To make these changes, companies and clients need to intentionally reward relational leadership in their feedback, reviews, and KPIs. For example, if an employee or contractor consistently calms difficult clients, reduces interpersonal friction, or helps leadership avoid costly missteps through emotional clarity, that is not ancillary labor. Name it for what it is as brand protection, client retention, and strategic risk mitigation.
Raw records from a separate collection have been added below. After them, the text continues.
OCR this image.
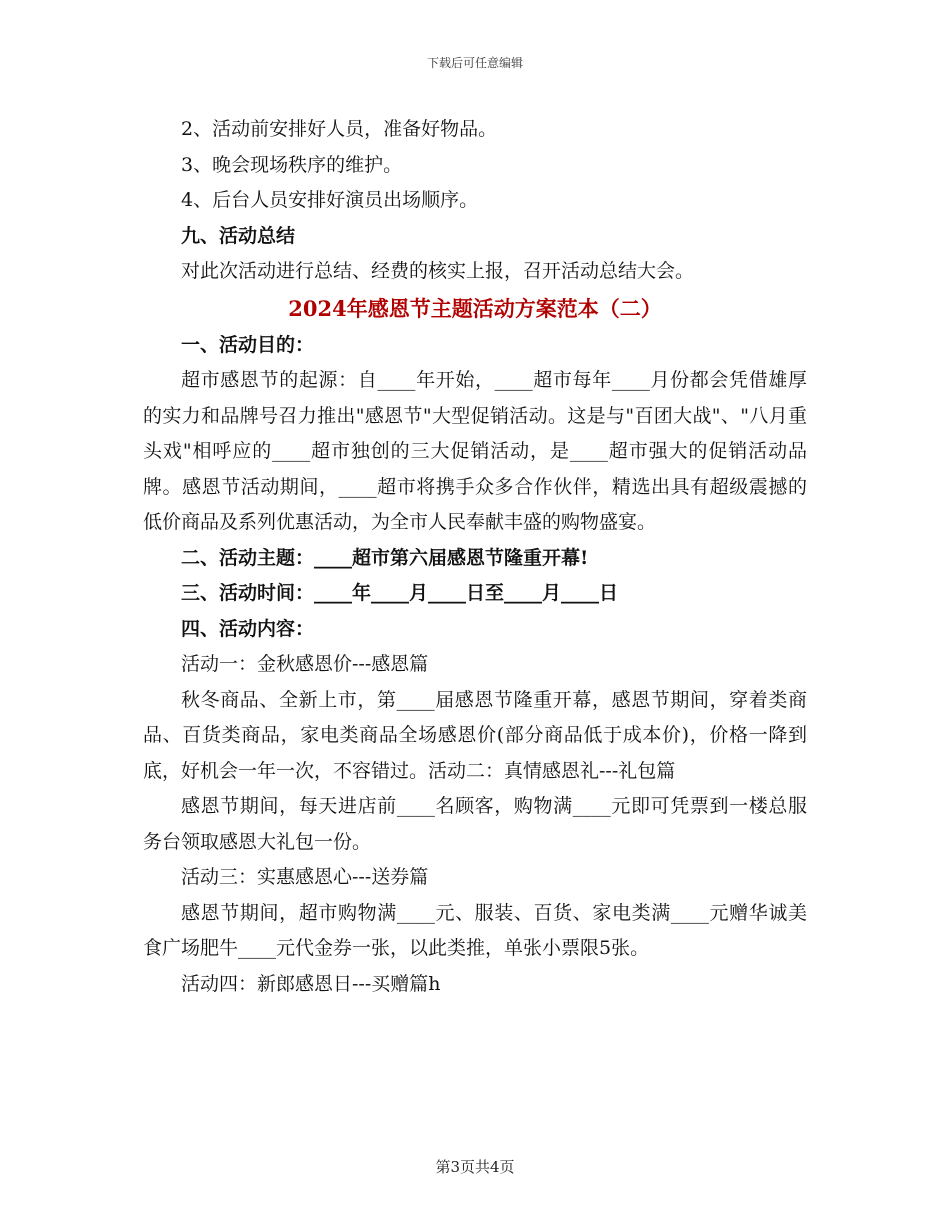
下载后可任意编辑

2、活动前安排好人员，准备好物品。

3、晚会现场秩序的维护。

4、后台人员安排好演员出场顺序。

九、活动总结

对此次活动进行总结、经费的核实上报，召开活动总结大会。

2024年感恩节主题活动方案范本（二）

一、活动目的：

超市感恩节的起源：自____年开始，____超市每年____月份都会凭借雄厚的实力和品牌号召力推出"感恩节"大型促销活动。这是与"百团大战"、"八月重头戏"相呼应的____超市独创的三大促销活动，是____超市强大的促销活动品牌。感恩节活动期间，____超市将携手众多合作伙伴，精选出具有超级震撼的低价商品及系列优惠活动，为全市人民奉献丰盛的购物盛宴。

二、活动主题：____超市第六届感恩节隆重开幕!

三、活动时间：____年____月____日至____月____日

四、活动内容：

活动一：金秋感恩价---感恩篇

秋冬商品、全新上市，第____届感恩节隆重开幕，感恩节期间，穿着类商品、百货类商品，家电类商品全场感恩价(部分商品低于成本价)，价格一降到底，好机会一年一次，不容错过。活动二：真情感恩礼---礼包篇

感恩节期间，每天进店前____名顾客，购物满____元即可凭票到一楼总服务台领取感恩大礼包一份。

活动三：实惠感恩心---送券篇

感恩节期间，超市购物满____元、服装、百货、家电类满____元赠华诚美食广场肥牛____元代金券一张，以此类推，单张小票限5张。

活动四：新郎感恩日---买赠篇h

第3页共4页
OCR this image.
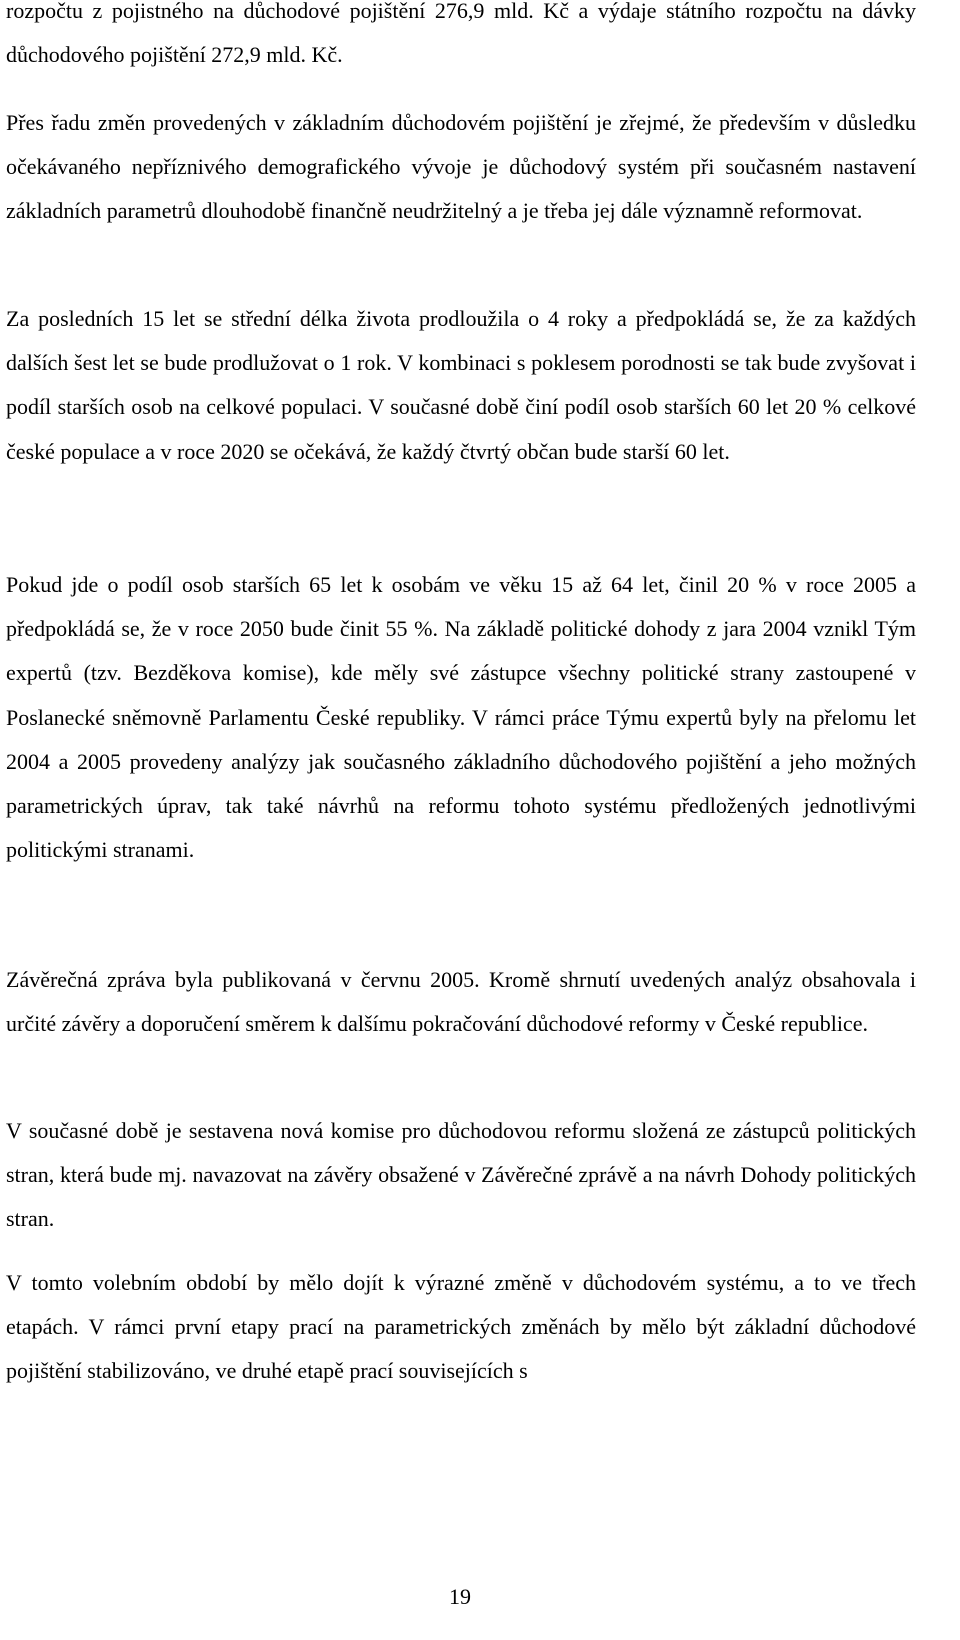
rozpočtu z pojistného na důchodové pojištění 276,9 mld. Kč a výdaje státního rozpočtu na dávky důchodového pojištění 272,9 mld. Kč.

Přes řadu změn provedených v základním důchodovém pojištění je zřejmé, že především v důsledku očekávaného nepříznivého demografického vývoje je důchodový systém při současném nastavení základních parametrů dlouhodobě finančně neudržitelný a je třeba jej dále významně reformovat.

Za posledních 15 let se střední délka života prodloužila o 4 roky a předpokládá se, že za každých dalších šest let se bude prodlužovat o 1 rok. V kombinaci s poklesem porodnosti se tak bude zvyšovat i podíl starších osob na celkové populaci. V současné době činí podíl osob starších 60 let 20 % celkové české populace a v roce 2020 se očekává, že každý čtvrtý občan bude starší 60 let.

Pokud jde o podíl osob starších 65 let k osobám ve věku 15 až 64 let, činil 20 % v roce 2005 a předpokládá se, že v roce 2050 bude činit 55 %. Na základě politické dohody z jara 2004 vznikl Tým expertů (tzv. Bezděkova komise), kde měly své zástupce všechny politické strany zastoupené v Poslanecké sněmovně Parlamentu České republiky. V rámci práce Týmu expertů byly na přelomu let 2004 a 2005 provedeny analýzy jak současného základního důchodového pojištění a jeho možných parametrických úprav, tak také návrhů na reformu tohoto systému předložených jednotlivými politickými stranami.

Závěrečná zpráva byla publikovaná v červnu 2005. Kromě shrnutí uvedených analýz obsahovala i určité závěry a doporučení směrem k dalšímu pokračování důchodové reformy v České republice.

V současné době je sestavena nová komise pro důchodovou reformu složená ze zástupců politických stran, která bude mj. navazovat na závěry obsažené v Závěrečné zprávě a na návrh Dohody politických stran.

V tomto volebním období by mělo dojít k výrazné změně v důchodovém systému, a to ve třech etapách. V rámci první etapy prací na parametrických změnách by mělo být základní důchodové pojištění stabilizováno, ve druhé etapě prací souvisejících s

19
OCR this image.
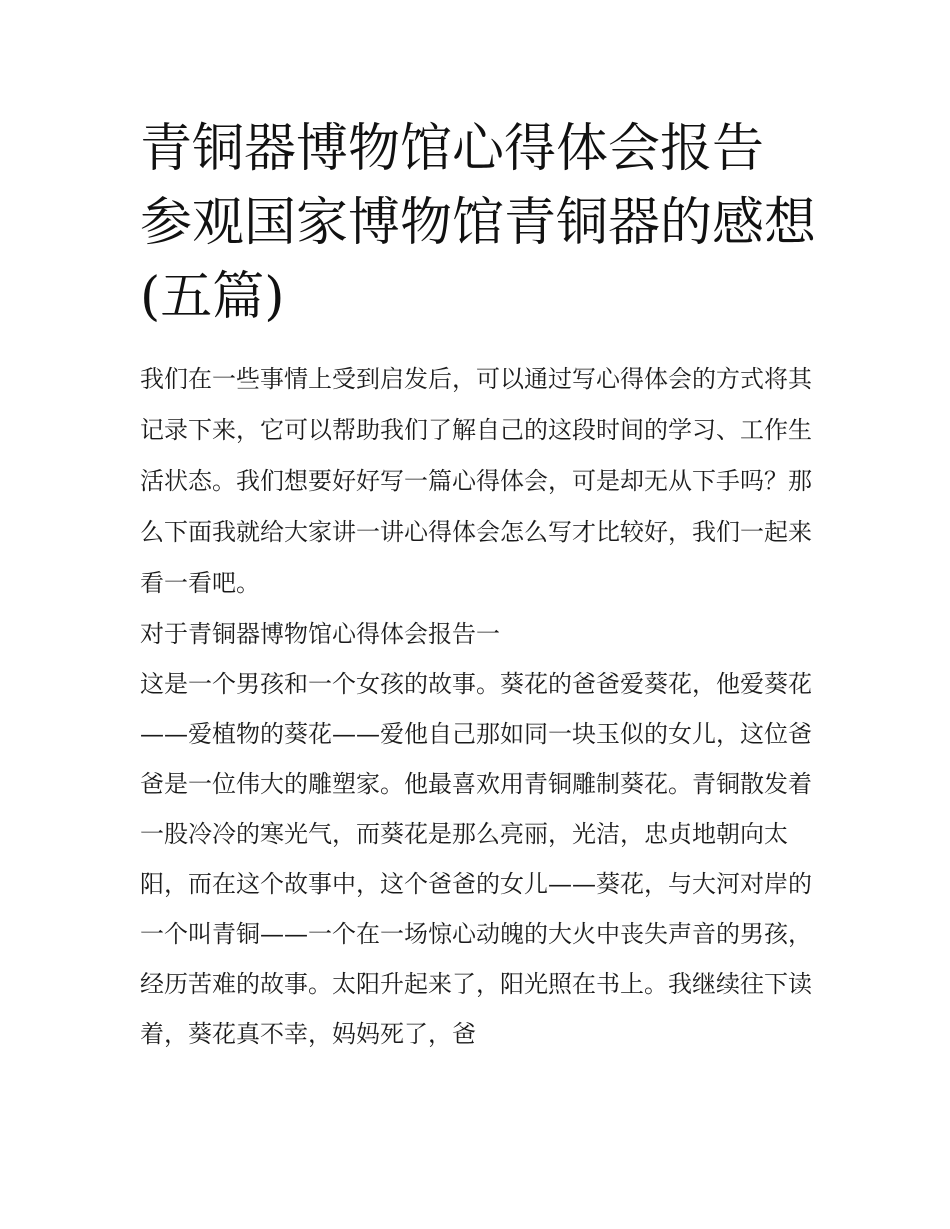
青铜器博物馆心得体会报告 参观国家博物馆青铜器的感想(五篇)

我们在一些事情上受到启发后，可以通过写心得体会的方式将其记录下来，它可以帮助我们了解自己的这段时间的学习、工作生活状态。我们想要好好写一篇心得体会，可是却无从下手吗？那么下面我就给大家讲一讲心得体会怎么写才比较好，我们一起来看一看吧。

对于青铜器博物馆心得体会报告一

这是一个男孩和一个女孩的故事。葵花的爸爸爱葵花，他爱葵花——爱植物的葵花——爱他自己那如同一块玉似的女儿，这位爸爸是一位伟大的雕塑家。他最喜欢用青铜雕制葵花。青铜散发着一股冷冷的寒光气，而葵花是那么亮丽，光洁，忠贞地朝向太

阳，而在这个故事中，这个爸爸的女儿——葵花，与大河对岸的一个叫青铜——一个在一场惊心动魄的大火中丧失声音的男孩，经历苦难的故事。太阳升起来了，阳光照在书上。我继续往下读着，葵花真不幸，妈妈死了，爸
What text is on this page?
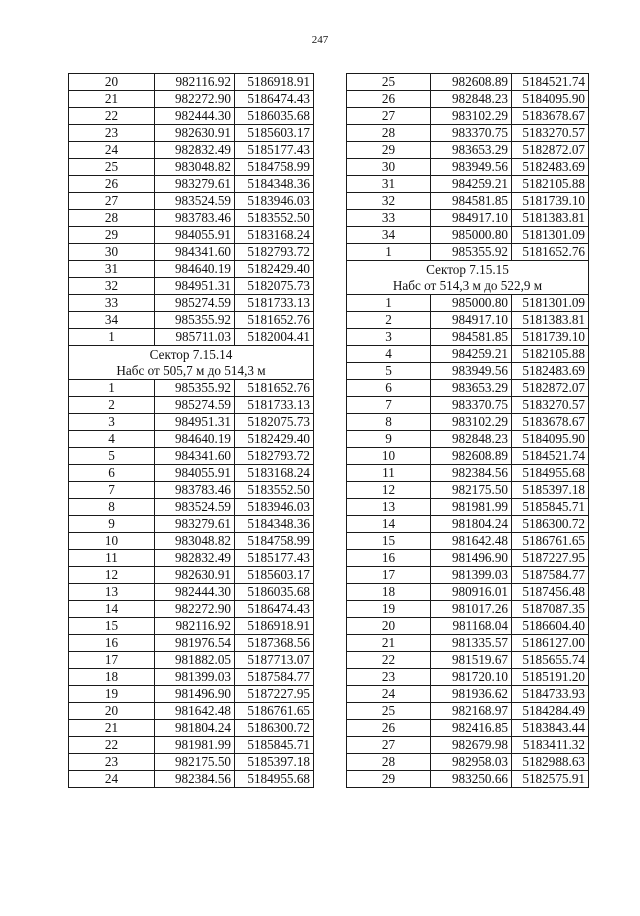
247
20	982116.92	5186918.91
21	982272.90	5186474.43
22	982444.30	5186035.68
23	982630.91	5185603.17
24	982832.49	5185177.43
25	983048.82	5184758.99
26	983279.61	5184348.36
27	983524.59	5183946.03
28	983783.46	5183552.50
29	984055.91	5183168.24
30	984341.60	5182793.72
31	984640.19	5182429.40
32	984951.31	5182075.73
33	985274.59	5181733.13
34	985355.92	5181652.76
1	985711.03	5182004.41
Сектор 7.15.14		
Набс от 505,7 м до 514,3 м		
1	985355.92	5181652.76
2	985274.59	5181733.13
3	984951.31	5182075.73
4	984640.19	5182429.40
5	984341.60	5182793.72
6	984055.91	5183168.24
7	983783.46	5183552.50
8	983524.59	5183946.03
9	983279.61	5184348.36
10	983048.82	5184758.99
11	982832.49	5185177.43
12	982630.91	5185603.17
13	982444.30	5186035.68
14	982272.90	5186474.43
15	982116.92	5186918.91
16	981976.54	5187368.56
17	981882.05	5187713.07
18	981399.03	5187584.77
19	981496.90	5187227.95
20	981642.48	5186761.65
21	981804.24	5186300.72
22	981981.99	5185845.71
23	982175.50	5185397.18
24	982384.56	5184955.68
25	982608.89	5184521.74
26	982848.23	5184095.90
27	983102.29	5183678.67
28	983370.75	5183270.57
29	983653.29	5182872.07
30	983949.56	5182483.69
31	984259.21	5182105.88
32	984581.85	5181739.10
33	984917.10	5181383.81
34	985000.80	5181301.09
1	985355.92	5181652.76
Сектор 7.15.15		
Набс от 514,3 м до 522,9 м		
1	985000.80	5181301.09
2	984917.10	5181383.81
3	984581.85	5181739.10
4	984259.21	5182105.88
5	983949.56	5182483.69
6	983653.29	5182872.07
7	983370.75	5183270.57
8	983102.29	5183678.67
9	982848.23	5184095.90
10	982608.89	5184521.74
11	982384.56	5184955.68
12	982175.50	5185397.18
13	981981.99	5185845.71
14	981804.24	5186300.72
15	981642.48	5186761.65
16	981496.90	5187227.95
17	981399.03	5187584.77
18	980916.01	5187456.48
19	981017.26	5187087.35
20	981168.04	5186604.40
21	981335.57	5186127.00
22	981519.67	5185655.74
23	981720.10	5185191.20
24	981936.62	5184733.93
25	982168.97	5184284.49
26	982416.85	5183843.44
27	982679.98	5183411.32
28	982958.03	5182988.63
29	983250.66	5182575.91
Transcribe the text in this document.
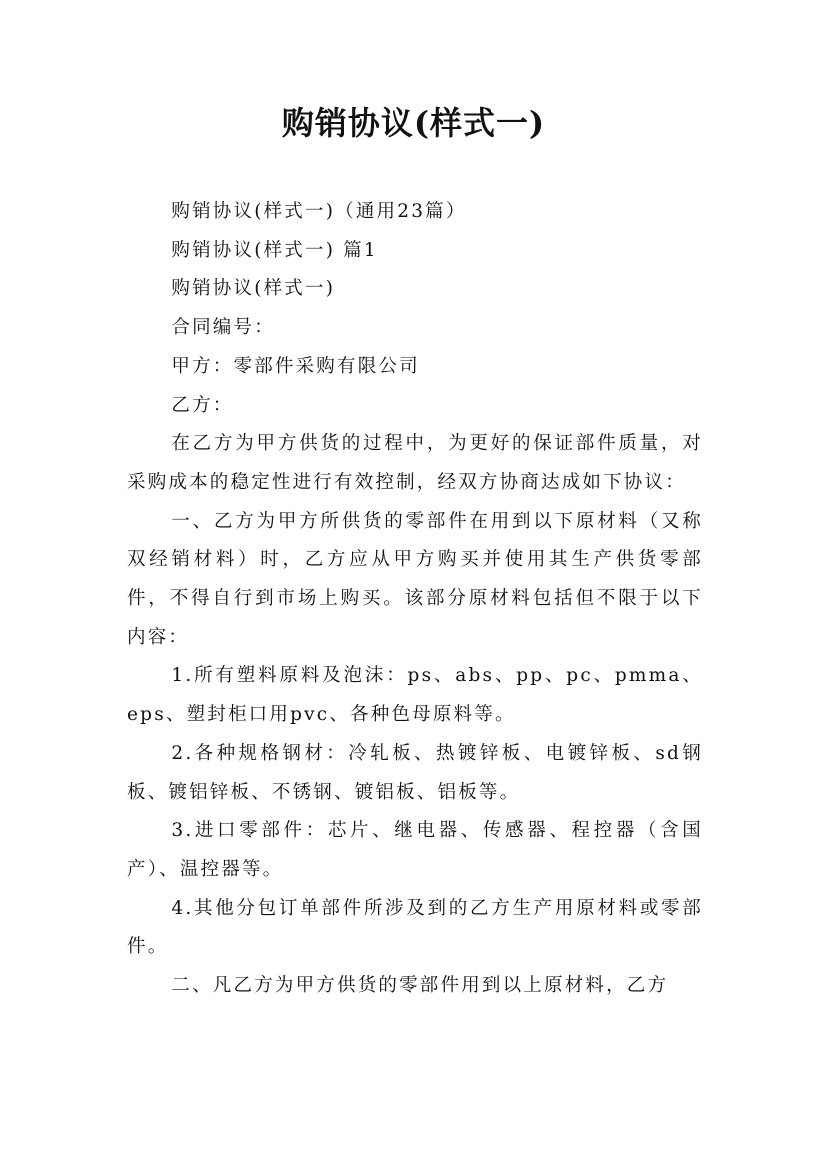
购销协议(样式一)

购销协议(样式一)（通用23篇）

购销协议(样式一) 篇1

购销协议(样式一)

合同编号：

甲方：零部件采购有限公司

乙方：

在乙方为甲方供货的过程中，为更好的保证部件质量，对采购成本的稳定性进行有效控制，经双方协商达成如下协议：

一、乙方为甲方所供货的零部件在用到以下原材料（又称双经销材料）时，乙方应从甲方购买并使用其生产供货零部件，不得自行到市场上购买。该部分原材料包括但不限于以下内容：

1.所有塑料原料及泡沫：ps、abs、pp、pc、pmma、eps、塑封柜口用pvc、各种色母原料等。

2.各种规格钢材：冷轧板、热镀锌板、电镀锌板、sd钢板、镀铝锌板、不锈钢、镀铝板、铝板等。

3.进口零部件：芯片、继电器、传感器、程控器（含国产）、温控器等。

4.其他分包订单部件所涉及到的乙方生产用原材料或零部件。

二、凡乙方为甲方供货的零部件用到以上原材料，乙方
Instead of only tracking hard metrics (e.g., number of accounts opened, deliverables completed), include relational outcomes such as “customer responded to empathetic tone and announced a desire to help with word-of-mouth advertising due to excellent experience,” “stakeholder engagement improved after guided messaging,” and “team morale stabilized during high-pressure launch.” A calm, emotionally attuned team member is often a hidden driver of repeat business and brand trust, and yet this remains uncaptured in most review systems.

Moving Forward into the Future

The age of AI has made it clearer than ever that what cannot be automated becomes premium. However, women’s contributions in these premium areas are still routinely unpaid, unnamed, and continually demanded with entitlement. 

Founders and companies that actively revalue emotional labor as strategic labor will not only improve retention, but outperform competitors in markets where trust, narrative, and alignment matter more than raw speed. If women’s labor holds up the emotional scaffolding of a company, acknowledge the scaffolding and pay for the scaffolding.